No início do ano que, na crónica anterior, alvitramos fosse de tolerância, lancemos um olhar de observação e análise do que ele pode vir a ser, entre nós e no mundo.
O politicamente correto e a cultura de cancelamento que, nas últimas décadas tem avassalado o Ocidente, continuarão a ser cada vez mais contestadas, podendo, desta contestação, resultarem significativas alterações políticas e restrições às liberdades, nomeadamente às de expressão. E, no mundo em que vivemos, serão cada vez mais numerosos os que identificam as manifestações do politicamente correto e do cancelamento como pulsões autoritárias ou processos de lavagem ao cérebro, sob a capa democrática. Por isso, aumentando a desconfiança dos europeus nas suas instituições, esperam-se propostas de reformas, mais ou menos fraturantes, tanto na sua organização coletiva, como na área da segurança e defesa.
A política do “violoncelo” – “toma-se com a esquerda, mas toca-se com a direita” –, assente no pressuposto de que o eleitorado mais pobre e menos esclarecido gosta de ser iludido, foi muito popular na Argentina, nas últimas décadas. Os desastrosos resultados desta política, na economia e na sociedade, ditaram a recente vitória de conceções neoliberais e conservadoras, em eleições democráticas naquele país.
Entre nós, nos últimos anos, uma política aparentada com a do “violoncelo”, naufragou nos baixios da justiça, por desleixo ou incompetência dos seus timoneiros, e apresenta-se, agora, com idêntica tripulação, anunciando desejar seguir a “rota certa”, diminuindo as desigualdades sociais, que, infelizmente, aumentaram nos últimos anos.
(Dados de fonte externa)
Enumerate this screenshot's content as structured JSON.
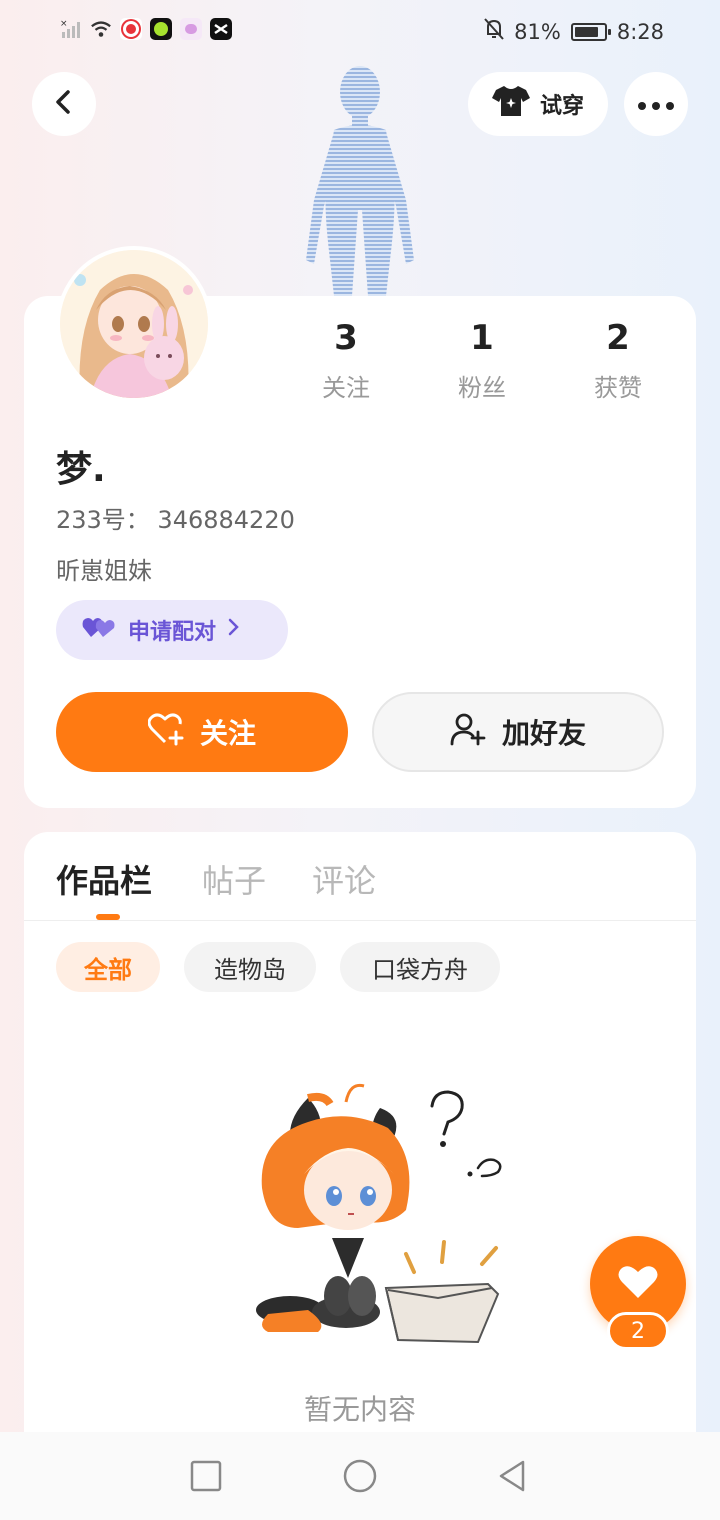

As ondas de tensão e contenção, na Europa e no Próximo Oriente, o crescente descontentamento com os políticos e o mal-estar instalado nas classes médias podem determinar alterações e até convulsões, entre nós e no mundo, no ano que alvorece, mas parece-me que, mais determinante do que elas, será a cada vez mais reconhecida insatisfação pela atual vida coletiva, esvaziada de energia cívica e moral.